Der Conconi-Test ist ein Kontroll- bzw. Testverfahren für die Ausdauerleistungsfähigkeit mit Hilfe der Herzfrequenz. Anhand der Herzfrequenzleistungskurve können verschiedene Aussagen gemacht werden:

  • bei welcher Leistung die aerob-anaerobe Schwelle erreicht wird
  • wie die aerobe Leistungsfähigkeit ist
  • welche Veränderungen der Leistungsfähigkeit innerhalb eines Trainingszyklus stattgefunden haben
  • man kann anhand der der Schwellenwertleistung die Belastungsintensität im Ausdauertraining festlegen

Prinzip des Tests:

  • zwischen Belastungsintensität und Herzfrequenz besteht bei kontinuierlich gesteigerter Belastung ein linearer Bezug
  • ab einer bestimmten Laufintensität kommt es zum Knick in der Herzfrequenzkurve
  • der "Knick" markiert die anaerobe Schwelle, wobei die Energiegewinnung gerade noch aerob erfolgt

Durchführung:

  • jeder Teilnehmer bekommt Herzfrequenzmessgerät
  • es wird auf einer 400m-Bahn gelaufen
  • mit geringen Tempo starten (z.B. 9 km/h)
  • alle 200m das Tempo um 0,5 km/h steigern.
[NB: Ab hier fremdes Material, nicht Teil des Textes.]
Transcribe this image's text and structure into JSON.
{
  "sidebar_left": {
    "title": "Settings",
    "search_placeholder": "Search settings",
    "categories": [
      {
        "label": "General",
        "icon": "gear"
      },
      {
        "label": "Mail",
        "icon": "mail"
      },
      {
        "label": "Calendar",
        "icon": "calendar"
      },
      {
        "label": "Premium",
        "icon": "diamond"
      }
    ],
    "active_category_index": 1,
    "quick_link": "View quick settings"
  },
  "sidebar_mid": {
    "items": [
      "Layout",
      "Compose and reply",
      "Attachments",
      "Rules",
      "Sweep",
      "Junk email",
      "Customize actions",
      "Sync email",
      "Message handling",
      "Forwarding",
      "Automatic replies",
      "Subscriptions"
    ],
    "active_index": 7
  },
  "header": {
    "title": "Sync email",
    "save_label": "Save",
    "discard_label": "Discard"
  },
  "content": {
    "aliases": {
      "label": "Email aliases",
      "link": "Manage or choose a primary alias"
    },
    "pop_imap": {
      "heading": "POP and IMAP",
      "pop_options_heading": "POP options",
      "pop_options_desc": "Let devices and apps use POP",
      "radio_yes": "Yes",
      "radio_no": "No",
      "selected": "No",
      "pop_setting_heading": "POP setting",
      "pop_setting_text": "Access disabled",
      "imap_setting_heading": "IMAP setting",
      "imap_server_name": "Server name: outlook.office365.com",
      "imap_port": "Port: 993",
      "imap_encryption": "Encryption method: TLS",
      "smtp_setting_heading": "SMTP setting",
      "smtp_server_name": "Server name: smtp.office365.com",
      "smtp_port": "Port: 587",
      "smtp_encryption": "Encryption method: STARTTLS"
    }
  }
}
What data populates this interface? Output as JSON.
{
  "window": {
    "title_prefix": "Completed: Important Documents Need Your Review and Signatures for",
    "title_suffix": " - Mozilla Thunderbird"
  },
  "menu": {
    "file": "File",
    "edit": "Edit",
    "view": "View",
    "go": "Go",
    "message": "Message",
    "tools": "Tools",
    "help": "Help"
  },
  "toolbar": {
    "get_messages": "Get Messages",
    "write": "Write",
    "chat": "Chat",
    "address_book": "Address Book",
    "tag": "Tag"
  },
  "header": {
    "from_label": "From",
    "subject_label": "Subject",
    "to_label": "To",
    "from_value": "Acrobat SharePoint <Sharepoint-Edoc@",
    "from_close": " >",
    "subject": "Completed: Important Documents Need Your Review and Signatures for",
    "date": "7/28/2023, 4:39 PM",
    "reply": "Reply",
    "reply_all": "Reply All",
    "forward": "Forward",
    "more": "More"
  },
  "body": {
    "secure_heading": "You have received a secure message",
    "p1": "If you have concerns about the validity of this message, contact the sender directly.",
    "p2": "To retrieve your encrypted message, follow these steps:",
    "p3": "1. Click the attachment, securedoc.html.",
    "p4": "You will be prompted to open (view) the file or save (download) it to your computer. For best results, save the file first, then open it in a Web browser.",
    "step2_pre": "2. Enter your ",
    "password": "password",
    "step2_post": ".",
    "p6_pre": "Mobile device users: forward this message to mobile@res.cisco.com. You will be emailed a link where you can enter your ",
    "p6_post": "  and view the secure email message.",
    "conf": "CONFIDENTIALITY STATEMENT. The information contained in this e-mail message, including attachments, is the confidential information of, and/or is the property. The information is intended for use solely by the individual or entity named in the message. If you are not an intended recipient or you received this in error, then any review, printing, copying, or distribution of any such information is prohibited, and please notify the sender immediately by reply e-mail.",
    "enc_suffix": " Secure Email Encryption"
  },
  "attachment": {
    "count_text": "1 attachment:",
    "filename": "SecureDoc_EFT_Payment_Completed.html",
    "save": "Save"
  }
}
Tempokontrolle bzw. -steuerung entweder über Zeitvorgaben für 200m oder besser durch Fahrrad mit Tachometer.
  • sobald ein Teilnehmer das Tempo nicht mehr halten kann, steigt er aus

Auswertung:

  • in ein Koordinatensystem werden die Wertepaare Laufgeschwindigkeit und Herzfrequenz eingetragen. Es ergibt sich eine Kurve, die zuerst linear steigt und dann einen Knick hat. Je besser die Person trainiert ist, desto höher liegt dieser Knick. Führt man diesen Test nach einer Trainingsphase (ca. 6 Wochen)erneut aus, sollte der Leistungszuwachs aus der Kurve ersichtlich werden (Ver-schiebung des Knicks nach rechts und nach oben).

Vorteile:

  • es kommt zu keiner völligen Ausbelastung
  • die Testperson bricht ab, sobald sie nicht mehr kann. Sie muss über längere Zeiträume unter anaerob-laktazider Energiegewinnung laufen.
Literatur

Weineck, J. (2004). Sportbiologie (4. Auflage). Balingen: Spitta.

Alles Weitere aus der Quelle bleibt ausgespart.